The yellow outline shows the median sea ice, which was observed in September from 1981 through 2010
According to the National data center of snow and ice, Arctic ice cover in 2017 fell to 4.64 million square km, and is the eighth in the poverty index over the 39 years of satellite observations. Making graphs of these annual minimums and maximums, the researchers found a steep decline in the total volume of Arctic sea ice in the satellite era. But the decline in different regions of the Arctic ocean varies. The Beaufort sea North of Alaska, for example, a region where sea ice is decreasing the fastest.
This year the ice in the Chukchi sea and Beaufort sea reached a minimum by the end of September, no later than the Arctic as a whole. The chart shows that the ice in the two seas are still declining, while in other regions began to freeze. The melting lasted the longest in the Beaufort sea, which finally started to freeze after the ice minimum reached on September 27.

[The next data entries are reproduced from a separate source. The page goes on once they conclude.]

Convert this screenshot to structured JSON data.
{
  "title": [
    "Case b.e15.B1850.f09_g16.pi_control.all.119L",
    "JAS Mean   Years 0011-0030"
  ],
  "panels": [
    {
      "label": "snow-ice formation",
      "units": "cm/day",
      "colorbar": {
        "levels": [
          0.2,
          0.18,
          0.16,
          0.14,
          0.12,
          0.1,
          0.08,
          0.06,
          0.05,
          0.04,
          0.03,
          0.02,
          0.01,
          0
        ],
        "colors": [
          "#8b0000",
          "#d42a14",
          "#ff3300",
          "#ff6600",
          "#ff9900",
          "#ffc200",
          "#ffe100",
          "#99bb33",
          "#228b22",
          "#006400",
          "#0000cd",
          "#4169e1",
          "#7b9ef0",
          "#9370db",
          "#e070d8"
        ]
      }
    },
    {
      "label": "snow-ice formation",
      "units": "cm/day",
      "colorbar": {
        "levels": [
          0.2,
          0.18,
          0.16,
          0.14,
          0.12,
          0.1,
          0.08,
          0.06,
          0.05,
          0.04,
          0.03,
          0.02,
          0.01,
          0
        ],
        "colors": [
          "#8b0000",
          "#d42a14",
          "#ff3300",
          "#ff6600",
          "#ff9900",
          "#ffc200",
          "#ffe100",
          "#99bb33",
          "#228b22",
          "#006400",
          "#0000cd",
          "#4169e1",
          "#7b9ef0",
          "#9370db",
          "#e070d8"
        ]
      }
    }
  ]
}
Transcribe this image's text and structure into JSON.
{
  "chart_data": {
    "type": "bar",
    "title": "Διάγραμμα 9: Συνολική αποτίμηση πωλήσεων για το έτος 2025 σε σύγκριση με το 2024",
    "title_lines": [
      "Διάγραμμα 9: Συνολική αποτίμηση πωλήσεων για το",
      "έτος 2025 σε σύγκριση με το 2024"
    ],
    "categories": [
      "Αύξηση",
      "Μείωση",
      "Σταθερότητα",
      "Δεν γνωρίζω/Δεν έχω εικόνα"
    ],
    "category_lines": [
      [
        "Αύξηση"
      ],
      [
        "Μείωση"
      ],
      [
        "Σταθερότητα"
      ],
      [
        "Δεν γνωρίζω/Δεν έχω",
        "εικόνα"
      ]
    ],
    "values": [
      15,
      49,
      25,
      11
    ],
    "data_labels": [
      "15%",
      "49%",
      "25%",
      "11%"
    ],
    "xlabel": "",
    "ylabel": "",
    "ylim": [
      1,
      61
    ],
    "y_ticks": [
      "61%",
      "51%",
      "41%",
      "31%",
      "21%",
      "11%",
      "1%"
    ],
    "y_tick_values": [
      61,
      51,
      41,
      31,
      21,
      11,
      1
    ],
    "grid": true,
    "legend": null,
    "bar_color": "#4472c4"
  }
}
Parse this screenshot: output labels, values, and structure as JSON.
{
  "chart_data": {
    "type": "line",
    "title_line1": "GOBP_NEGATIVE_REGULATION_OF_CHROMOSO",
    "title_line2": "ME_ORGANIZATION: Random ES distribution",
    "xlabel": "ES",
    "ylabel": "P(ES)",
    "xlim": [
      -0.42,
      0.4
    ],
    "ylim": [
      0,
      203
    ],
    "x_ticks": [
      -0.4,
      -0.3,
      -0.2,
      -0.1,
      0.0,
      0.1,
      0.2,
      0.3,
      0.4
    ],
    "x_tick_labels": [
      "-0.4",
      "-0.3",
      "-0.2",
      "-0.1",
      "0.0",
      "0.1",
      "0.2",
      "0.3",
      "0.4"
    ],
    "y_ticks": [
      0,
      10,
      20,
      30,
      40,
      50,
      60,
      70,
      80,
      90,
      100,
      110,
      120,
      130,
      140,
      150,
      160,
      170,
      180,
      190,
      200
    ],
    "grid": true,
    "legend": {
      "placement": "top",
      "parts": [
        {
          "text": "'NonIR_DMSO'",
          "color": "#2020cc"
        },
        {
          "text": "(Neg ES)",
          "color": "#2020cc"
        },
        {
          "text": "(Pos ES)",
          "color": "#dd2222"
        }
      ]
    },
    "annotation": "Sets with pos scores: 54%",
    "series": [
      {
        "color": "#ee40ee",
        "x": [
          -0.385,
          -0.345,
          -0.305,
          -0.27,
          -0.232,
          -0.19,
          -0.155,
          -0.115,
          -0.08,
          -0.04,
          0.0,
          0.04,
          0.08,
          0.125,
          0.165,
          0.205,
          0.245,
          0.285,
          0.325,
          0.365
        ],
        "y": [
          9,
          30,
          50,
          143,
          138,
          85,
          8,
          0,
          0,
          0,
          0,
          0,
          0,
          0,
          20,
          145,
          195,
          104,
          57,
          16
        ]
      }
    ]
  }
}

The loss of ice in the Beaufort sea and the Chukchi sea has not been a record this year, but the scale was much lower than usual. Notice on the map the edge of the ice in these seas was distributed considerably further North than average. According to Walt Meier, a scientist from the National data center of snow and ice, Chukchi sea and Beaufort sea entered the season of melting large volumes of ice pirogovskogo. This type of ice is thinner than multi-year ice (which has survived previous seasons of melting), and melts much faster.
Meyer also notes that weather a low pressure system was kept near the North pole most of the summer. “Low pressure keeps it colder in General and leads to a relatively higher area of the ice in General, says Meyer. — However, the location of the minimum of this year led to the formation of winds that blow from the South and West. They help to move the ice from these regions. Also winds can bring warm ocean water from the Bering Strait region”.